The Story
Why it exists.
The beginning
Bourbon Street is Hez Binkowitz's love letter to the city that raised him. A native New Orleanian, Binkowitz learned perfumery under David Falsberg at Phoenicia Perfumes before returning home to build Hez Parfums around the neighborhoods, streets, and cultural moments of the Big Easy. Bourbon Street translates one of the city's most famous thoroughfares into scent, where jazz drifts from open doorways, bourbon flows freely, and the night stretches infinite. The fragrance captures the French Quarter's contradictory soul: tourist-welcoming and mysterious, sweet and smoky, polished and raw. It's New Orleans distilled into wearability, from someone who grew up in the footsteps he's now immortalizing.

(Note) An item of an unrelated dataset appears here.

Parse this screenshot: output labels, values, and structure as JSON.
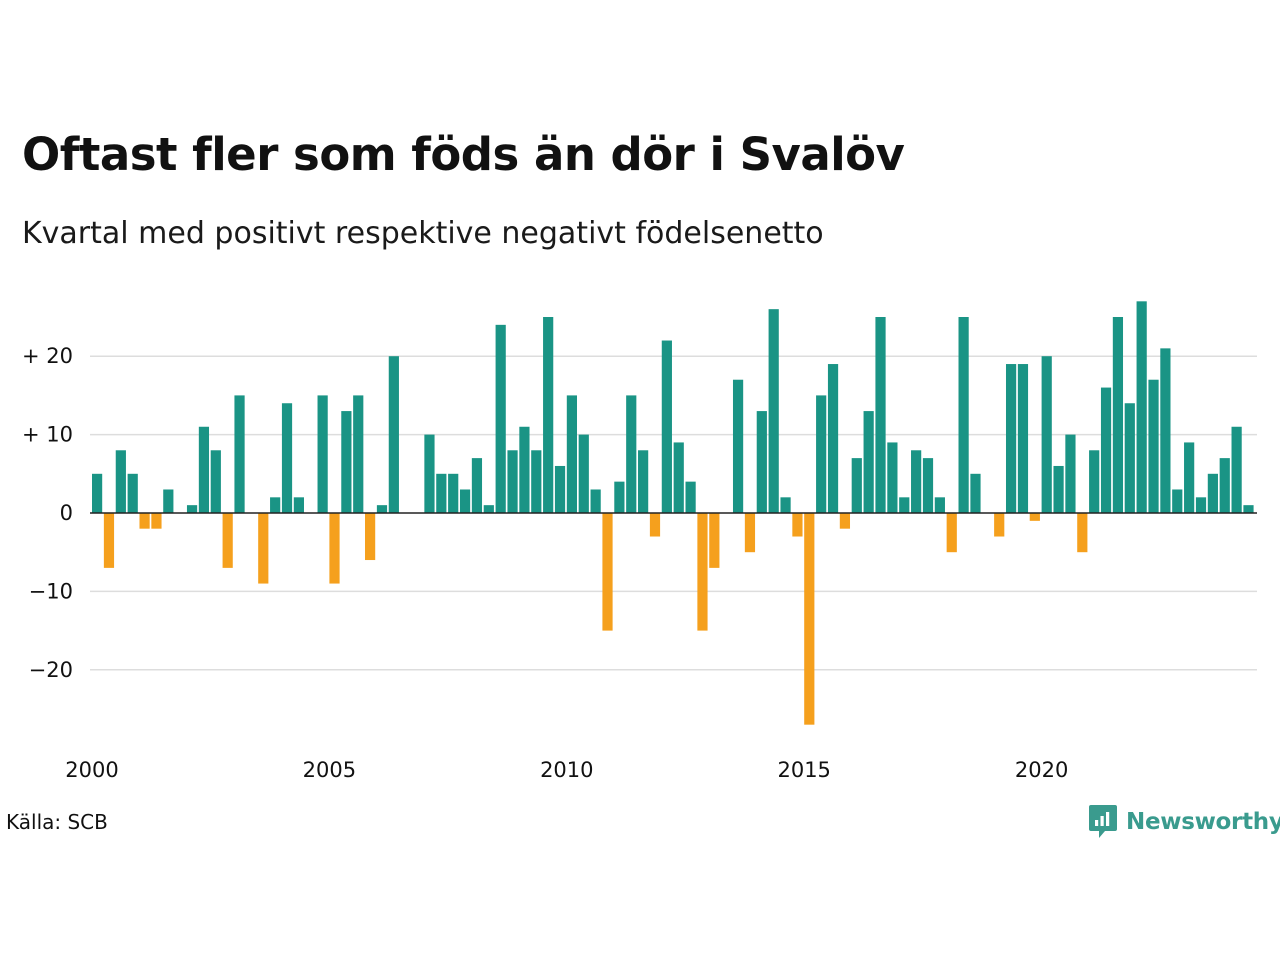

The composition pairs apple sweetness against bourbon warmth, a contrast that shouldn't work but does. Apple brings brightness and accessibility; bourbon whiskey brings depth and a boozy richness that feels genuinely intoxicating rather than artificially enhanced. The tobacco heart amplifies this duality, adding a leathery, honeyed quality that sits right between the fruity opening and the sweet drydown. Tonka bean bridges every phase, its coumarin warmth threading through from first spray to final fade. This isn't a fragrance that plays it safe. It commits to its New Orleans inspiration, unhurried, indulgent, and unafraid of sweetness.
The evolution
The opening hits crisp and fruity, apple bright against a backdrop of cinnamon spice. Within minutes, the bourbon arrives. Not synthetic whiskey accord, but something rounder, warmer, closer to the real thing. The tobacco doesn't announce itself; it settles in quietly beneath, adding weight without weight. The heart is where Bourbon Street earns its name, boozy, rich, the warmth of a glass held long into the night. As the hours pass, vanilla emerges. Soft at first, then dominant. Sandalwood and cedar arrive late, grounding the sweetness, preventing it from cloying. By hour three, you're left with warm skin, vanilla, faint cedar, the ghost of bourbon. It doesn't disappear so much as exhale. Close enough to catch, impossible to ignore.
Cultural impact
Bourbon Street occupies a specific niche in the indie fragrance landscape: New Orleans place-fragrance done without irony or nostalgia-bait. Unlike heritage houses that reference the city through a tourist's lens, Hez Parfums approaches it as native testimony. The fragrance appeals to wearers who find poetry in their own corner bars rather than global landmarks, people who understand that the best version of a place lives in small moments, not grand gestures. Community reception consistently describes it as wearable, warm, and confidently sweet, the kind of scent that draws people in rather than pushing them away.